Using the simple Adjacency Model where each row contains a reference to its parents which will refer to another row in same table doesn't co-operate well with JPA. This is because JPA doesn't have support for generating queries using the Oracle CONNECT BY clause or the SQL standard WITH statement. Without either of those 2 clauses its not really possible to make the Adjacency Model useful.
However, there are a couple of other approaches to modelling this problem that can applied to this problem. The first is the Materialised Path Model. This is where the full path to the node is flattened into a single column. The table definition is extended like so:
CREATE TABLE node (id INTEGER,
parent_id INTEGER REFERENCES node(id));
To insert a tree of nodes looks some thing like:
INSERT INTO node VALUES (1, '1', NULL); -- Root Node
INSERT INTO node VALUES (2, '1.2', 1); -- 1st Child of '1'
INSERT INTO node VALUES (3, '1.3', 1); -- 2nd Child of '1'
INSERT INTO node VALUES (4, '1.3.4', 3); -- Child of '3'
So to get Node '1' and all of its children the query is:
SELECT * FROM node WHERE id = 1 OR path LIKE '1.%';
To map this to JPA just make the 'path' column an attribute of your persistent object. You will however have to do the book-keeping to keep the 'path' field up to date. JPA/Hibernate won't do this for you. E.g. if you move the node to a different parent you will have to update both the parent reference and determine the new path value from the new parent object.

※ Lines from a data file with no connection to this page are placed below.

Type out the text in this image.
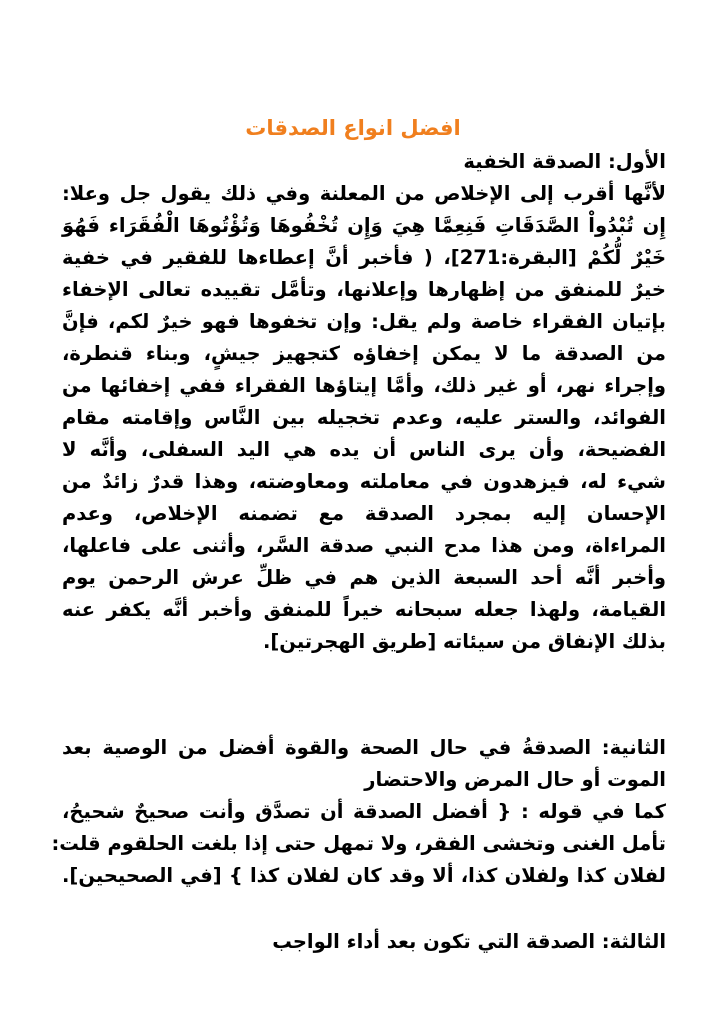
افضل انواع الصدقات
الأول: الصدقة الخفية
لأنَّها أقرب إلى الإخلاص من المعلنة وفي ذلك يقول جل وعلا:
إِن تُبْدُواْ الصَّدَقَاتِ فَنِعِمَّا هِيَ وَإِن تُخْفُوهَا وَتُؤْتُوهَا الْفُقَرَاء فَهُوَ
خَيْرٌ لُّكُمْ [البقرة:271]، ( فأخبر أنَّ إعطاءها للفقير في خفية
خيرٌ للمنفق من إظهارها وإعلانها، وتأمَّل تقييده تعالى الإخفاء
بإتيان الفقراء خاصة ولم يقل: وإن تخفوها فهو خيرٌ لكم، فإنَّ
من الصدقة ما لا يمكن إخفاؤه كتجهيز جيشٍ، وبناء قنطرة،
وإجراء نهر، أو غير ذلك، وأمَّا إيتاؤها الفقراء ففي إخفائها من
الفوائد، والستر عليه، وعدم تخجيله بين النَّاس وإقامته مقام
الفضيحة، وأن يرى الناس أن يده هي اليد السفلى، وأنَّه لا
شيء له، فيزهدون في معاملته ومعاوضته، وهذا قدرٌ زائدٌ من
الإحسان إليه بمجرد الصدقة مع تضمنه الإخلاص، وعدم
المراءاة، ومن هذا مدح النبي صدقة السَّر، وأثنى على فاعلها،
وأخبر أنَّه أحد السبعة الذين هم في ظلِّ عرش الرحمن يوم
القيامة، ولهذا جعله سبحانه خيراً للمنفق وأخبر أنَّه يكفر عنه
بذلك الإنفاق من سيئاته [طريق الهجرتين].
الثانية: الصدقةُ في حال الصحة والقوة أفضل من الوصية بعد
الموت أو حال المرض والاحتضار
كما في قوله : { أفضل الصدقة أن تصدَّق وأنت صحيحٌ شحيحُ،
تأمل الغنى وتخشى الفقر، ولا تمهل حتى إذا بلغت الحلقوم قلت:
لفلان كذا ولفلان كذا، ألا وقد كان لفلان كذا } [في الصحيحين].
الثالثة: الصدقة التي تكون بعد أداء الواجب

The other approach is called the Nested Set Model, which is bit more complex. Probably best described by its originator (rather than added verbatim by me).
There is a third approach called Nested Interval Model, however this has a heavy reliance of stored procedures to implement.
A much more complete explanation to this problem is described in chapter 7 of The Art of SQL.